Our study has several limitations. First, this was a nonrandomized retrospective study conducted in a small number of patients, which may have resulted in various biases. However, to date, no large‐scale phase 3 studies of pharmacotherapy have been conducted in SCLC patients with ILD. Given the difficulty of conducting prospective studies in this area, our study remains important despite its retrospective nature and small sample size. Furthermore, previous studies had sample sizes ranging from 17 to 59 patients, , , , , , and many were as large as our study. Even with such a small sample size, our study identified GPS as a significant marker for predicting the occurrence of AE‐ILD and the prognosis of patients with SCLC and ILD. In the future, further large‐scale prospective studies are warranted to validate our findings. Second, we had only a single patient with LD‐SCLC and a GPS of 1 or 2, respectively. Therefore, we were unable to analyze prognostic differences depending on GPS in patients with LD‐SCLC. However, our study revealed an inverse relationship between GPS and median OS in patients with ED‐SCLC and ILD. Third, we were unable to include predicted FVC as a variable in logistic regression analyses with the incidence of AE‐ILD because six patients in our cohort did not undergo a pulmonary function test; this may introduce selection bias in our results. However, there was no evidence that predicted FVC was a significant predictor of AE‐ILD in those patients only who underwent pulmonary function testing before first‐line chemotherapy (Table S5).

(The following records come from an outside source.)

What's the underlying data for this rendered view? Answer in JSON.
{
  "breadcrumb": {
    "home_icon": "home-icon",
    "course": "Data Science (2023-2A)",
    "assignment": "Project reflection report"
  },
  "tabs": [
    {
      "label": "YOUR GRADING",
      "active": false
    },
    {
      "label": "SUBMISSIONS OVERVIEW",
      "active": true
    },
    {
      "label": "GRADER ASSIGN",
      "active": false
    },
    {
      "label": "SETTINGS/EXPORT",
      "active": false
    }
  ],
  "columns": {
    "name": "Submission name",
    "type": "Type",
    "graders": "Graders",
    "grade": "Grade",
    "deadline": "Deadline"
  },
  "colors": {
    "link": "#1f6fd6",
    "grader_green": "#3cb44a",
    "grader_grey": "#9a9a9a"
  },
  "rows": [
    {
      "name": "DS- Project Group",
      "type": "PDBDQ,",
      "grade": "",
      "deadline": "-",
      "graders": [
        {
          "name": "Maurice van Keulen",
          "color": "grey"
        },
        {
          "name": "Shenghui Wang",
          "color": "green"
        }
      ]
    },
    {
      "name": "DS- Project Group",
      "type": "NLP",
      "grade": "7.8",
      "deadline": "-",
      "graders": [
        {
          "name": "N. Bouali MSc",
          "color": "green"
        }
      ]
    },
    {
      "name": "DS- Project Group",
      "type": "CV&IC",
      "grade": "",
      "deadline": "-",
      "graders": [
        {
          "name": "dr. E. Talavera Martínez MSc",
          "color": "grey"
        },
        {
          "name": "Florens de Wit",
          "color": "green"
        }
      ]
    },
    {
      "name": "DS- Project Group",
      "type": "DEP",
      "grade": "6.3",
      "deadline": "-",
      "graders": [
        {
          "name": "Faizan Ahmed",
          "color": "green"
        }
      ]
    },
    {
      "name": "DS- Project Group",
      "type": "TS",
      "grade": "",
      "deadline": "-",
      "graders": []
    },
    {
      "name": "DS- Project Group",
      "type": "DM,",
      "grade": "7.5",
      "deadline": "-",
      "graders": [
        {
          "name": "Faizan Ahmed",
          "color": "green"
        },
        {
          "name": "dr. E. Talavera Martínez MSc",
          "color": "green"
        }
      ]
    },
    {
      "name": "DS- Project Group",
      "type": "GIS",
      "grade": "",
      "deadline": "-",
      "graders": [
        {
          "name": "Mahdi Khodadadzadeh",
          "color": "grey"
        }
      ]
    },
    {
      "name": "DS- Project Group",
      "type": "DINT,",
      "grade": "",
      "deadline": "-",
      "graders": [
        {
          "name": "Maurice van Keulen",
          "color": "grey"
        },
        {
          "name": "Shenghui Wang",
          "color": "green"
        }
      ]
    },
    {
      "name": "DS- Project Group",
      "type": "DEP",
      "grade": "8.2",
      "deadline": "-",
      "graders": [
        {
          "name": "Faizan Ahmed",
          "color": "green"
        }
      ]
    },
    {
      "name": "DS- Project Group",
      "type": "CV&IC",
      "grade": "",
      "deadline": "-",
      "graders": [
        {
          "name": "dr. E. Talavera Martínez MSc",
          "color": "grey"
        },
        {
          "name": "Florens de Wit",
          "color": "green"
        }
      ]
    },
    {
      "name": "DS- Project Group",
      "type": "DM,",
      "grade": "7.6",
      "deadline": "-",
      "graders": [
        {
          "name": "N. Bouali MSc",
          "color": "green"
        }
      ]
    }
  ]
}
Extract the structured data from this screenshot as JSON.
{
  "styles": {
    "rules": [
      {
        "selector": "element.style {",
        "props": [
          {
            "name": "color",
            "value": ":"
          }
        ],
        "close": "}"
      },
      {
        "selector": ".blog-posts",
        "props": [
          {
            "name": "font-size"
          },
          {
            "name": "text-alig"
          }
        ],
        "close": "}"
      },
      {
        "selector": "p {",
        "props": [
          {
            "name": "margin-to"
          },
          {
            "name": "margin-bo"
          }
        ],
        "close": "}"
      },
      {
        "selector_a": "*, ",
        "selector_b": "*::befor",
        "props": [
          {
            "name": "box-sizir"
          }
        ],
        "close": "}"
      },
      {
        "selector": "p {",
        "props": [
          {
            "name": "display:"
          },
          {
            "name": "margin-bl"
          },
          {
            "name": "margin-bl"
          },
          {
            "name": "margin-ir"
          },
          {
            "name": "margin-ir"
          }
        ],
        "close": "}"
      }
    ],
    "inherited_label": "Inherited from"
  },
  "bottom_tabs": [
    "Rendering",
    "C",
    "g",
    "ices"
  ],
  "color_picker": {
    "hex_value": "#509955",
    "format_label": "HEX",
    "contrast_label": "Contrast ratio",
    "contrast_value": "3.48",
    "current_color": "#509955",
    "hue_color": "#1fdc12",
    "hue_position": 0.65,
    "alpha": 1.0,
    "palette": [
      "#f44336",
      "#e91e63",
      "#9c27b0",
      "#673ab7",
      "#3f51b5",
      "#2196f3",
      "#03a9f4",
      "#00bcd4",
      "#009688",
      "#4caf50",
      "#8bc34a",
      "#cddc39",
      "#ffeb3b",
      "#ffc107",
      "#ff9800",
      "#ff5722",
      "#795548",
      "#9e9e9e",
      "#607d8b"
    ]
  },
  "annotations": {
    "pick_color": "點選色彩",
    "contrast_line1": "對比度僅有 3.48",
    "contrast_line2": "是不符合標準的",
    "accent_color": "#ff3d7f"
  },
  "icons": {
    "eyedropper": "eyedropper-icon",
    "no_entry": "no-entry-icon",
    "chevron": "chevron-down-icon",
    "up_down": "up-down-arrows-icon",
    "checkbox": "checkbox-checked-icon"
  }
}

Our study provides evidence of previously unreported associations between GPS and chemotherapy‐triggered AE‐ILD and prognosis in patients with ILD associated with SCLC. We demonstrated that high GPS serves as a candidate predictor for AE‐ILD development. Thus, GPS may provide clinical guidance for identifying patients tolerant of chemotherapy from those with higher risk of treatment‐related complications particularly AE‐ILD; consequently, GPS may predict the prognosis for patients with ILD associated with SCLC.

CONFLICT OF INTEREST

The authors declare no competing interests.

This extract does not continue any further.